An einem sehr kalten Februarnachmittag des Jahres 1923 trotzte ein junger Mann, der in einem Außenbezirk Wiens lebte, einem Schneesturm, um eine junge Frau abzuholen, die noch weiter draußen wohnte. Eine längere Straßenbahnfahrt führte die beiden zur Station Schottentor im Stadtzentrum. Auf dem Weg ins Café Landtmann auf der Ringstraße kuschelten sie sich bebend in ihre Mäntel. Sie bestellten sehr heißen Kaffee und warmen Apfelstrudel. Sobald der junge Mann sich ordentlich gestärkt hatte, bat er den Ober um eine frische Serviette. Natürlich war es eine Ringstraßen-Serviette, ganz anders als die Servietten aus seiner Wohngegend. Sie war zwar auch aus Papier, griff sich aber an und sah aus wie Stoff und war noch dazu mit einer vornehmen Bordüre eingefasst.

Eine solche Serviette legte der junge Mann nun der jungen Frau hin, zusammen mit einem Bleistift, den er unversehens aus der Jackentasche gezogen hatte. „Schreib jetzt bitte meinen Nachnamen hierhin“, sagte er zu der jungen Frau. Erstaunt schrieb die junge Frau den Namen Mandelbaum. „Gut“, sagte der junge Mann. „Und jetzt schreib links von meinem Nachnamen deinen Vornamen.“ Freude durchschoss die junge Frau – und sie beschloss augenblicklich, sich nichts anmerken zu lassen. Ohne eine Miene zu verziehen, schrieb sie „Rosl“ vor den Namen Mandelbaum.

„In Ordnung?“, fragte der junge Mann.

„In Ordnung?“, wiederholte die junge Frau, immer noch hoch zufrieden, aber auch ein wenig gereizt. „Was ist in Ordnung?“

„Na, was sagst du dazu?“, fragte der junge Mann.

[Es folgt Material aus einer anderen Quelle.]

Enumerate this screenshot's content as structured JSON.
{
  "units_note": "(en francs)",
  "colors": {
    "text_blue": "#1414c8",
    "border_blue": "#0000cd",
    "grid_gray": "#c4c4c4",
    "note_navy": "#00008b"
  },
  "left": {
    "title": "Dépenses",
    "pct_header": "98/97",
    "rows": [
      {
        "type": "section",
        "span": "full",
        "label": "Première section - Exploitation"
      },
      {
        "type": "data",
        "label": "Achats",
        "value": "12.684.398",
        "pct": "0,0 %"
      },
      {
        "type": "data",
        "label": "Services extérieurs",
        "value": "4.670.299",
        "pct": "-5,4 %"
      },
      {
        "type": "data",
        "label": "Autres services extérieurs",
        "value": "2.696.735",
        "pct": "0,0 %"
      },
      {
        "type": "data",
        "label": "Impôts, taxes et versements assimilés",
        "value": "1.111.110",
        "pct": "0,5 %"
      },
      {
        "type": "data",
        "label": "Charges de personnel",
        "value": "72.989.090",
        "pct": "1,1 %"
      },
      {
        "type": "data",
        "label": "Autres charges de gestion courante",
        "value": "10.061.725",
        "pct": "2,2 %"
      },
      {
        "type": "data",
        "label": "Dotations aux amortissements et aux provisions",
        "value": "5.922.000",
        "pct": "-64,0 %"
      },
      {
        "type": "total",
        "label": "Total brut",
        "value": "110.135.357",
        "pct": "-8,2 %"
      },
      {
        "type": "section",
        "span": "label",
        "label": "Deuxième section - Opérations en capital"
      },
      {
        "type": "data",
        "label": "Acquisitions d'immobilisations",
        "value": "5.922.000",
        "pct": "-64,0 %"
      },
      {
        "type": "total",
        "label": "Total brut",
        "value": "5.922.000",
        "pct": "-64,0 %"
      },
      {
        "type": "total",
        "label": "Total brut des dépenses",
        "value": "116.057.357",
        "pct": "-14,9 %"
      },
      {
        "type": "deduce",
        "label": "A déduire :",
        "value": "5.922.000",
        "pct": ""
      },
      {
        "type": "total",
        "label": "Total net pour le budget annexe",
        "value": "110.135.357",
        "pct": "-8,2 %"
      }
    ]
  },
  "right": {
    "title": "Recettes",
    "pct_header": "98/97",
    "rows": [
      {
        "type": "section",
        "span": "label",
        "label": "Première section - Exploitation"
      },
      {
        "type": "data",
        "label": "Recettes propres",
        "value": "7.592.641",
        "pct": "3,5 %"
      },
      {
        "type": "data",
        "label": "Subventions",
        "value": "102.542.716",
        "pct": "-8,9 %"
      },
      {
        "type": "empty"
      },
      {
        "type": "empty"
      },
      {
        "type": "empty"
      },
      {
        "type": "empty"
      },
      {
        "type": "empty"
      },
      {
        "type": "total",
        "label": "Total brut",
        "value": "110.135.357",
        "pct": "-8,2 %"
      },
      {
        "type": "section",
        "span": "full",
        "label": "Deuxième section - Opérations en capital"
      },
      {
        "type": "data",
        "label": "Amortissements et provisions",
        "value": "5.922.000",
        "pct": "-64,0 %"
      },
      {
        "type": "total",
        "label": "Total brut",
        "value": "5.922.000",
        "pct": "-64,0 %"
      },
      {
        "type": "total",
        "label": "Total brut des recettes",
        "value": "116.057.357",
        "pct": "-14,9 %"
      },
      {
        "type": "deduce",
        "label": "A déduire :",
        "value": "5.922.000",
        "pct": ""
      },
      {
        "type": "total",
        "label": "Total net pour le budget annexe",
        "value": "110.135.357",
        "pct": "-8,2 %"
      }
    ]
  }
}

„Wozu?“, erwiderte die junge Frau unnachgiebig und verbiss sich nach wie vor ein Lächeln. „Warum sagst du nicht, was du meinst?“

„Du weißt verdammt genau, was ich meine!“ Der junge Mann packte mit beiden Händen die ihren. „Warum, glaubst du, hab ich dich bis hierher gebracht? Bei diesem Sauwetter! Ins Landtmann auf die Ringstraße!“ Zehn Monate später, im Dezember 1923, heirateten sie. Das Hochzeitsfest fand im Café Landtmann auf der Ringstraße statt. Ein Jahr später kam ihr Sohn Fritz Mandelbaum (der spätere Frederic Morton) zur Welt, dessen Bar Mitzwa 1937 im Café Landtmann auf der Ringstraße gefeiert wurde.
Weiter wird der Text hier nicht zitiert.